I could really do without the Butch-style tone in the opening.
|
|
|
Post by Sulla on Feb 21, 2017 3:50:24 GMT
My favorite character is Dog.
|
|
|
Post by taylorfirst1 on Feb 22, 2017 20:00:17 GMT
Great movie and John Wayne is great in it. Many of the old westerns are more violent than some people like to pretend these days. A lot of the hipsters these days like to think they invented violence in movies. They didn't.
|
|
TroyMcLure
New Member
@troymclure
Posts: 14
Likes: 4
|
Post by TroyMcLure on Feb 22, 2017 22:28:50 GMT
As a little kid, I loved westerns and John Wayne was my hero. For my fifth birthday, my parents took me to see Big Jake at the local cinema. In those days, I believed that what I saw on screen was actually being played out live somewhere behind the screen and projected onto it. On the way there, we passed a field with some horses. My dad pointed them out, saying those were the horses they'd be using in the film. I totally believed it and tried to spot John Wayne's horse. Of course, when we got there, I wasn't allowed in: Big Jake was rated AA - 14 and over. So we went to see The Million Dollar Duck, instead. I hated every minute of it and have never watched it since. Many years later, when I finally got to see Big Jake, I had to concede - definitely too violent for a five year-old kid.
|
|
|
Post by mitchell1975 on Feb 24, 2017 3:07:47 GMT
Didn't like it too much, some really bad line delivery and comical elements... the acting is so emotionless, no one seems concerned about anything .. Jake finds out 10 people he knew got killed then hes laughing about something 1 minute later, none of what happened seems to bother Maureen O Hara
|
|
|
Post by airborne3502 on Mar 4, 2017 1:42:40 GMT
Richard Boone here is one of my favorite western heavies, along with John McIntyre in The Far Country, Lee Marvin in Liberty Valance and Robert Duvall in Joe Kidd. Otherwise, the film apes the two western sensations of 1969, Butch Cassidy and The Wild Bunch (with the violent opening). Wayne's character is also a bit more vicious than usual. If not for his motives you could easily mistake him for a villain. I could really do without the Butch-style tone in the opening. Boone was excellent in Hombre.

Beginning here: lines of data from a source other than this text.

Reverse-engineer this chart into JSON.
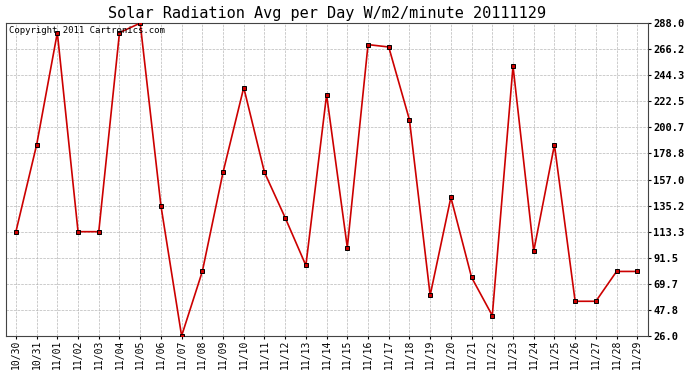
{
  "title": "Solar Radiation Avg per Day W/m2/minute 20111129",
  "copyright": "Copyright 2011 Cartronics.com",
  "x_labels": [
    "10/30",
    "10/31",
    "11/01",
    "11/02",
    "11/03",
    "11/04",
    "11/05",
    "11/06",
    "11/07",
    "11/08",
    "11/09",
    "11/10",
    "11/11",
    "11/12",
    "11/13",
    "11/14",
    "11/15",
    "11/16",
    "11/17",
    "11/18",
    "11/19",
    "11/20",
    "11/21",
    "11/22",
    "11/23",
    "11/24",
    "11/25",
    "11/26",
    "11/27",
    "11/28",
    "11/29"
  ],
  "y_values": [
    113.3,
    186.0,
    280.0,
    113.3,
    113.3,
    280.0,
    288.0,
    135.2,
    26.0,
    80.0,
    163.0,
    234.0,
    163.0,
    125.0,
    85.0,
    228.0,
    100.0,
    270.0,
    268.0,
    207.0,
    60.0,
    142.0,
    75.0,
    43.0,
    252.0,
    97.0,
    186.0,
    55.0,
    55.0,
    80.0,
    80.0
  ],
  "line_color": "#cc0000",
  "marker_color": "#000000",
  "bg_color": "#ffffff",
  "plot_bg_color": "#ffffff",
  "grid_color": "#b0b0b0",
  "ylim_min": 26.0,
  "ylim_max": 288.0,
  "ytick_values": [
    26.0,
    47.8,
    69.7,
    91.5,
    113.3,
    135.2,
    157.0,
    178.8,
    200.7,
    222.5,
    244.3,
    266.2,
    288.0
  ],
  "ytick_labels": [
    "26.0",
    "47.8",
    "69.7",
    "91.5",
    "113.3",
    "135.2",
    "157.0",
    "178.8",
    "200.7",
    "222.5",
    "244.3",
    "266.2",
    "288.0"
  ],
  "title_fontsize": 11,
  "copyright_fontsize": 6.5,
  "tick_fontsize": 7,
  "ytick_fontsize": 7.5
}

That movie has some of the best dialogue in any Western. My personal favorite: John Russell: Hey, I got a question for you. Cicero Grimes: What's that? John Russell: How you gonna get down that hill?
|
|
|
Post by Marv on Mar 4, 2017 14:52:22 GMT
Many of those early westerns are plenty violent. They just lacked the effects to make gruesome bullet wounds look realistic, so the majority of the time a person just falls over face down when they're dead.